Militar foi condenado a pagar
indenização, mas não respondeu em esfera criminal
SÃO PAULO - Vítimas do coronel Brilhante Ustra e entidades contra tortura lamentaram nesta quinta-feira que o ex-militar, que morreu nesta quinta-feira, não tenha respondido em vida pelos crimes cometidos durante a ditadura. Disseram também acreditar que sua morte dificulta o trabalho de localização de corpos de mortos durante a repressão.

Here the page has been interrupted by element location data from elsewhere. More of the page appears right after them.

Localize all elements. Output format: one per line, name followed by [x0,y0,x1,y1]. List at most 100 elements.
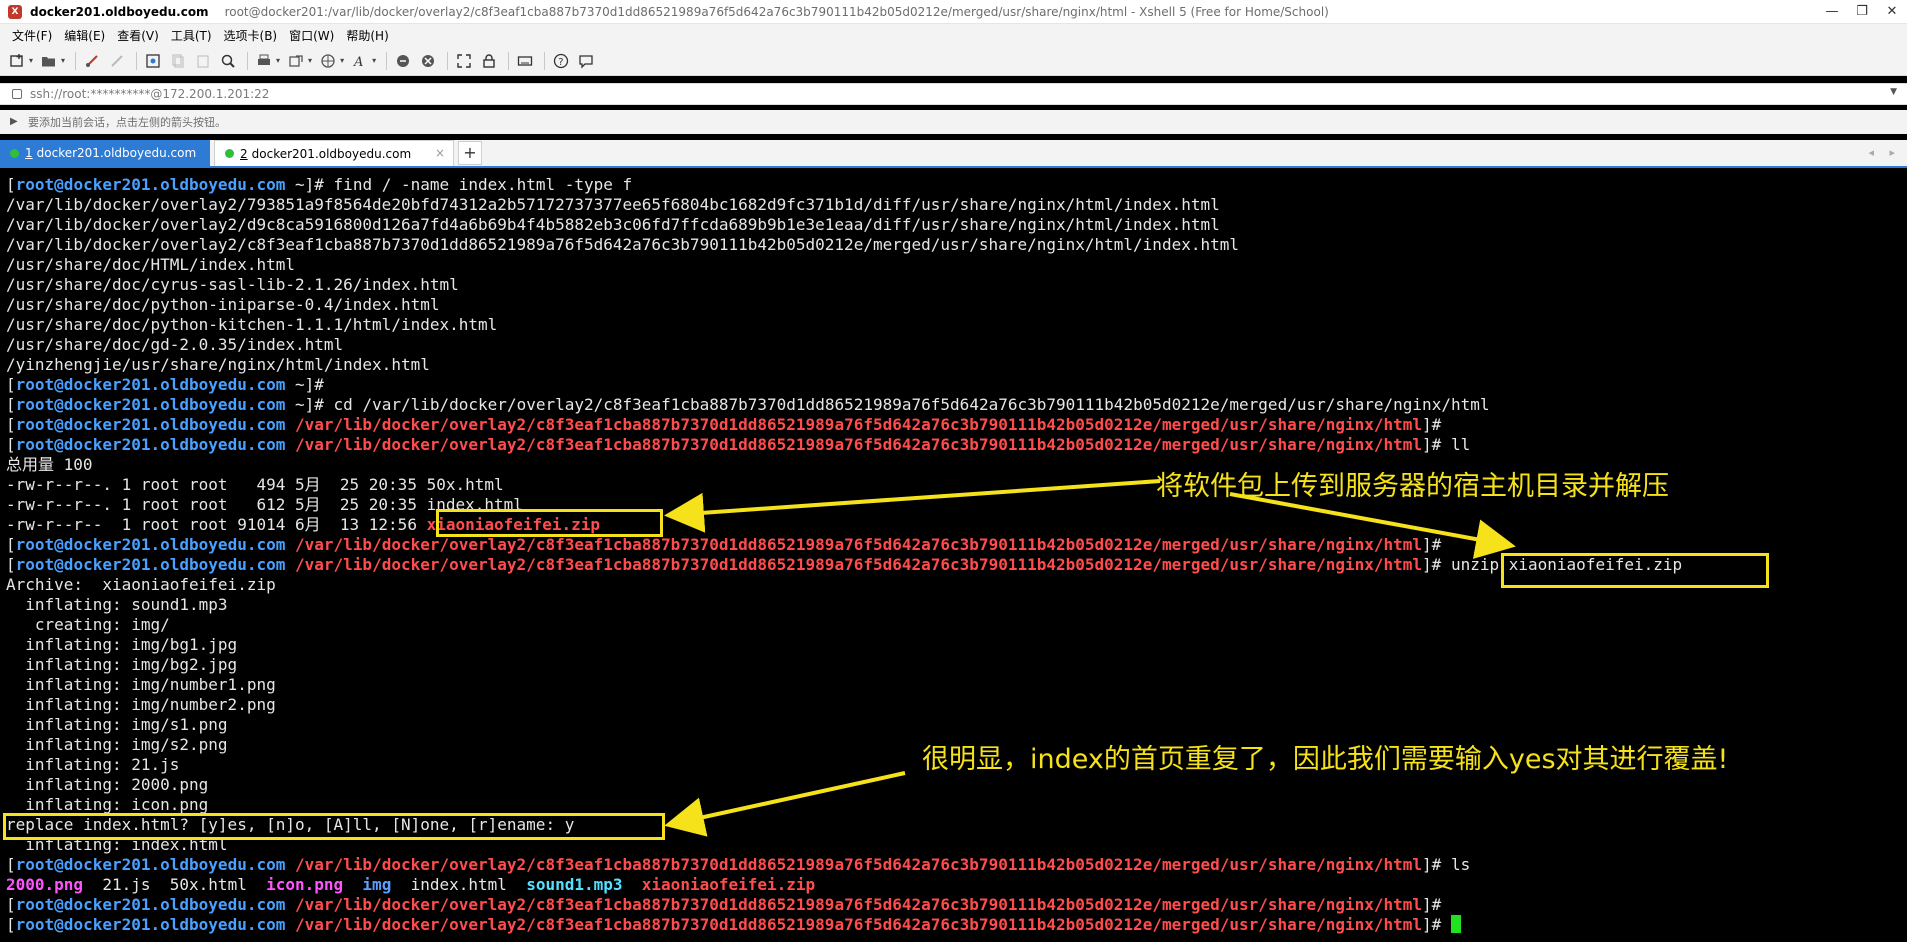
tab-session-2[interactable]: 2 docker201.oldboyedu.com × [214,140,454,166]
menu-window[interactable]: 窗口(W) [283,27,340,44]
font-icon[interactable]: A [349,50,371,72]
output-line: inflating: img/number2.png [6,695,1907,715]
tab-bar: 1 docker201.oldboyedu.com 2 docker201.ol… [0,140,1907,168]
output-text: inflating: sound1.mp3 [6,595,228,614]
open-folder-icon[interactable] [38,50,60,72]
prompt-suffix: ]# [1422,435,1451,454]
output-text: inflating: 21.js [6,755,180,774]
output-text: /usr/share/doc/gd-2.0.35/index.html [6,335,344,354]
transfer-icon[interactable] [285,50,307,72]
ls-item: icon.png [266,875,344,894]
prompt-bracket: [ [6,435,16,454]
output-line: creating: img/ [6,615,1907,635]
menu-file[interactable]: 文件(F) [6,27,58,44]
output-text: Archive: xiaoniaofeifei.zip [6,575,276,594]
xftp-icon[interactable] [392,50,414,72]
prompt-user: root@docker201.oldboyedu.com [15,895,286,914]
close-icon[interactable]: × [435,146,445,160]
disconnect-icon[interactable] [106,50,128,72]
address-bar[interactable]: ssh://root:**********@172.200.1.201:22 ▼ [0,83,1907,105]
output-line: inflating: img/bg1.jpg [6,635,1907,655]
xmanager-icon[interactable] [417,50,439,72]
prompt-user: root@docker201.oldboyedu.com [15,855,286,874]
prompt-line: [root@docker201.oldboyedu.com ~]# cd /va… [6,395,1907,415]
chevron-down-icon[interactable]: ▾ [372,56,376,65]
copy-icon[interactable] [167,50,189,72]
command-text: find / -name index.html -type f [333,175,633,194]
zip-file-highlight [436,509,663,537]
globe-icon[interactable] [317,50,339,72]
prompt-line: [root@docker201.oldboyedu.com /var/lib/d… [6,535,1907,555]
help-icon[interactable]: ? [550,50,572,72]
lock-icon[interactable] [478,50,500,72]
chevron-down-icon[interactable]: ▼ [1890,87,1897,97]
prompt-line: [root@docker201.oldboyedu.com /var/lib/d… [6,435,1907,455]
prompt-cwd: /var/lib/docker/overlay2/c8f3eaf1cba887b… [295,855,1423,874]
toolbar-divider [386,51,388,70]
svg-text:A: A [353,55,363,69]
prompt-suffix: ]# [1422,535,1451,554]
toolbar-divider [544,51,546,70]
ls-gap [247,875,266,894]
output-line: /usr/share/doc/cyrus-sasl-lib-2.1.26/ind… [6,275,1907,295]
window-title-full: root@docker201:/var/lib/docker/overlay2/… [224,4,1329,19]
chevron-down-icon[interactable]: ▾ [29,56,33,65]
add-tab-button[interactable]: + [458,141,482,165]
menu-edit[interactable]: 编辑(E) [58,27,111,44]
chevron-down-icon[interactable]: ▾ [61,56,65,65]
prompt-bracket: [ [6,555,16,574]
find-icon[interactable] [217,50,239,72]
print-icon[interactable] [253,50,275,72]
output-text: /yinzhengjie/usr/share/nginx/html/index.… [6,355,430,374]
ls-item: 21.js [102,875,151,894]
minimize-button[interactable]: — [1817,0,1847,24]
output-line: /var/lib/docker/overlay2/c8f3eaf1cba887b… [6,235,1907,255]
properties-icon[interactable] [142,50,164,72]
fullscreen-icon[interactable] [453,50,475,72]
output-text: /usr/share/doc/HTML/index.html [6,255,295,274]
paste-icon[interactable] [192,50,214,72]
output-text: /var/lib/docker/overlay2/793851a9f8564de… [6,195,1220,214]
upload-note: 将软件包上传到服务器的宿主机目录并解压 [1156,471,1669,502]
tab-number: 1 [25,146,33,160]
toolbar-divider [508,51,510,70]
tab-nav-arrows[interactable]: ◂ ▸ [1868,146,1901,159]
output-text: -rw-r--r-- 1 root root 91014 6月 13 12:56 [6,515,427,534]
keyboard-icon[interactable] [514,50,536,72]
output-text: inflating: img/bg2.jpg [6,655,238,674]
tab-session-1[interactable]: 1 docker201.oldboyedu.com [0,140,210,166]
command-text: ls [1450,855,1471,874]
close-button[interactable]: ✕ [1877,0,1907,24]
output-line: /var/lib/docker/overlay2/d9c8ca5916800d1… [6,215,1907,235]
chevron-down-icon[interactable]: ▾ [276,56,280,65]
chevron-down-icon[interactable]: ▾ [340,56,344,65]
ls-gap [83,875,102,894]
address-text[interactable]: ssh://root:**********@172.200.1.201:22 [30,87,269,101]
menu-help[interactable]: 帮助(H) [340,27,394,44]
prompt-bracket: [ [6,395,16,414]
output-text: inflating: img/number1.png [6,675,276,694]
maximize-button[interactable]: ❐ [1847,0,1877,24]
prompt-suffix: ]# [1422,855,1451,874]
chat-icon[interactable] [575,50,597,72]
output-text: inflating: img/s1.png [6,715,228,734]
window-controls: — ❐ ✕ [1817,0,1907,24]
new-session-icon[interactable] [6,50,28,72]
prompt-user: root@docker201.oldboyedu.com [15,375,286,394]
prompt-cwd: ~ [295,175,305,194]
output-line: inflating: 2000.png [6,775,1907,795]
arrow-icon[interactable]: ▶ [10,116,22,128]
prompt-cwd: ~ [295,375,305,394]
chevron-down-icon[interactable]: ▾ [308,56,312,65]
menu-view[interactable]: 查看(V) [111,27,165,44]
menu-tools[interactable]: 工具(T) [165,27,218,44]
output-text: /usr/share/doc/python-kitchen-1.1.1/html… [6,315,498,334]
menu-tab[interactable]: 选项卡(B) [218,27,284,44]
toolbar: ▾ ▾ ▾ ▾ ▾ A ▾ ? [0,46,1907,76]
prompt-suffix: ]# [304,375,334,394]
connect-icon[interactable] [81,50,103,72]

- Até hoje está desaparecido o corpo do Virgílio Gomes da Silva que atuou no sequestro do embaixador americano Charles Elbrick (em 1969). As entidades de direitos humanos queriam que ele pagasse em vida pelos crimes que cometeu. Ustra morreu sem pagar pelas atrocidades que realizou - afirma o militante do “Tortura, Nunca Mais” de São Paulo, Lúcio França.
O militante compara Ustra a figuras como o general chileno Augusto Pinochet, que foi punidos por crimes cometidos durante o regime militar chileno. Em parceria com o Ministério Público Federal (MPF), o grupo buscava a reparação e responsabilização penal pelos crimes de Ustra na Justiça, mas não houve resultado.
- Gostaríamos que ele tivesse sido julgado - diz Criméia Alice Almeida, militante política que relatou, em depoimento à Comissão Nacional da Verdade (CNV), ter sido torturada pelo próprio Ustra nas dependências do DOI-Codi, quando estava grávida de sete meses.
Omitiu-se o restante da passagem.